Colorado last night moved closer to passing a civil unions bill after the Colorado House Judiciary Committee voted 6-5 to pass the Colorado Civil Union Act. While debate was minimal, public testimony was rancorous, with several citizens claiming the bill interfered with their religious rights.
“The Republican-controlled House is expected to have enough GOP support to pass the legislation, so this committee vote was perhaps its biggest hurdle,” Think Progress noted last night.
The bill will proceed to the House Finance Committee before advancing to the full chamber. Opponents testifying against the measure were led by representatives from the Alliance Defense Fund, whose primary argument was that civil unions are a “gateway” to same-sex marriage. They also argued that Coloradans do not support civil unions, but a recent poll found that 62 percent, in fact, do. The Colorado Senate passed the bill last week and Gov. John Hickenlooper (D) has committed to signing it.
ABC News reported:
Opponents argue civil unions undermine traditional marriage and that voters expressed their position on the issue when they banned same-sex marriage in 2006.
Byron Babione, with the Alliance Defense Fund, a conservative group that stands for religious freedom, echoed the concerns of some of the opponents when he said civil unions are “marriage without the name.”
However, supporters say the bill still does not allow marriage between gay couples.
Opponents also said gay couples already have some of the legal protections they’re seeking under a state-designated beneficiary law.
But supporters said there are still important rights same-sex couples lack. The civil unions legislation gives gay couples more authority in medical and end-of-life decisions and enhances parental rights, among other things.
“I ask you to vote tonight in favor of all of your constituents,” said Jason Cobb, a Denver attorney who is raising a son with another man. “We’re more than a political issue. We’re your family, we’re your neighbors, your sons, your daughters, your grandchildren. I ask you to vote for family tonight.”
Before the hearing, scores of people in civil unions rallied across from the state Capitol on the steps of Denver’s City and County building. They held multicolored signs that read “Love is love” and “Equality for All,” and carried a rainbow-colored flag.
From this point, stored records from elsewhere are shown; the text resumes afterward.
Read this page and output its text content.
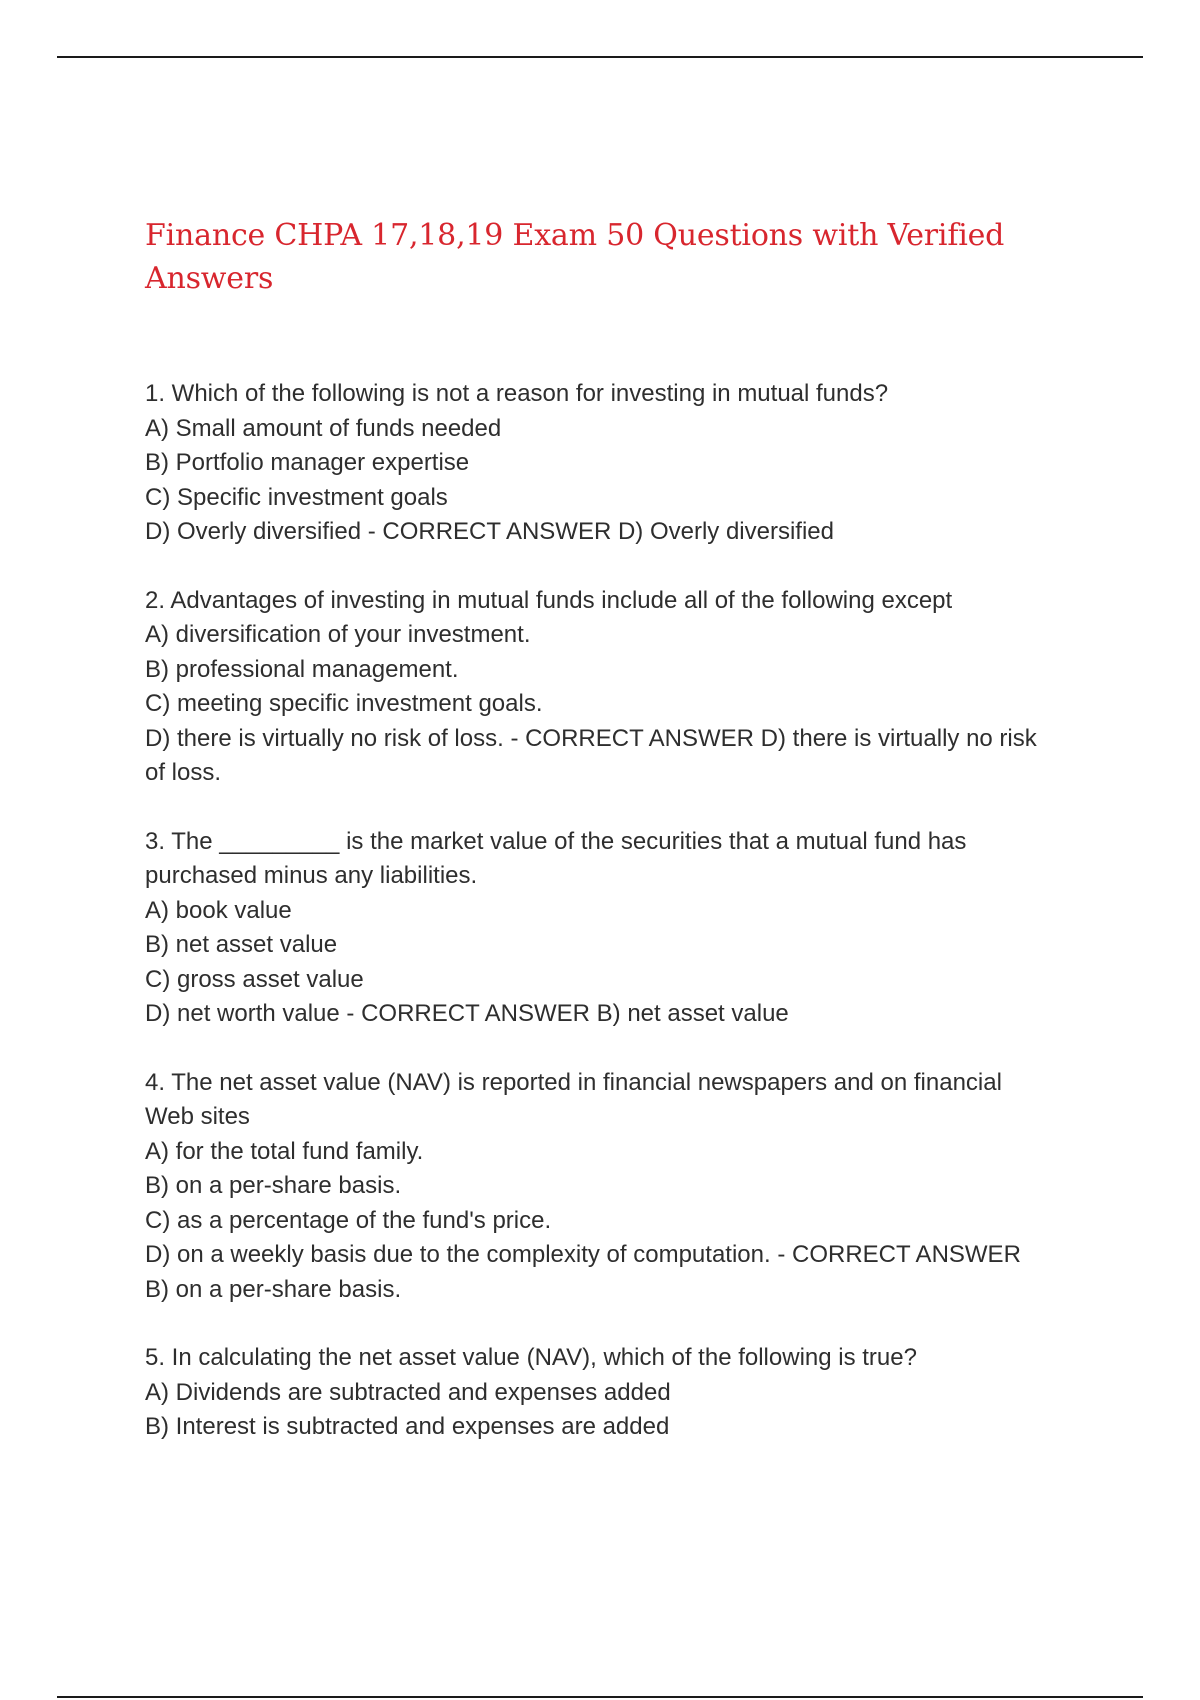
Finance CHPA 17,18,19 Exam 50 Questions with Verified Answers
1. Which of the following is not a reason for investing in mutual funds?
A) Small amount of funds needed
B) Portfolio manager expertise
C) Specific investment goals
D) Overly diversified - CORRECT ANSWER D) Overly diversified
2. Advantages of investing in mutual funds include all of the following except
A) diversification of your investment.
B) professional management.
C) meeting specific investment goals.
D) there is virtually no risk of loss. - CORRECT ANSWER D) there is virtually no risk
of loss.
3. The _________ is the market value of the securities that a mutual fund has
purchased minus any liabilities.
A) book value
B) net asset value
C) gross asset value
D) net worth value - CORRECT ANSWER B) net asset value
4. The net asset value (NAV) is reported in financial newspapers and on financial
Web sites
A) for the total fund family.
B) on a per-share basis.
C) as a percentage of the fund's price.
D) on a weekly basis due to the complexity of computation. - CORRECT ANSWER
B) on a per-share basis.
5. In calculating the net asset value (NAV), which of the following is true?
A) Dividends are subtracted and expenses added
B) Interest is subtracted and expenses are added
Fran Simon, 43, showed the crowd a stack of paperwork that she and her partner, 42-year-old Anna Simon, have amassed to prove the legitimacy of their relationship — wills, powers of attorney and a birth certificate for their 4-year-old son.
“But even with this large stack of papers, we have no way of knowing if in our time of need, will it be sufficient?” said Fran Simon. “Even if it’s sufficient, will we have the right paper at the right time?”
“Today’s bipartisan vote is a tremendous victory for gay and lesbian couples across the state,” Brad Clark, Executive Director of One Colorado, a statewide organization advocating for gay and transgender people, said in a statement. “We applaud Representative Nikkel’s courageous vote for all families. She is the new face of the Republican Party—a party that’s quickly recognizing that civil unions adhere to a core conservative principle: the less intrusion into personal liberty the better,” Clark said, adding, “We look forward to a robust floor debate by all of our Representatives in the coming days. Issues with overwhelming public support like civil unions deserve a full up-or-down vote.”
One Colorado also noted that “[a]ccording to polls, support for civil unions is high. An April 2012 Public Policy Polling poll showed that 62% of Coloradans, 82% of Democrats, and 75% of Independents support the legislation. Even a strong majority of Republicans—55% in fact—support either civil unions or marriage for same-sex couples.”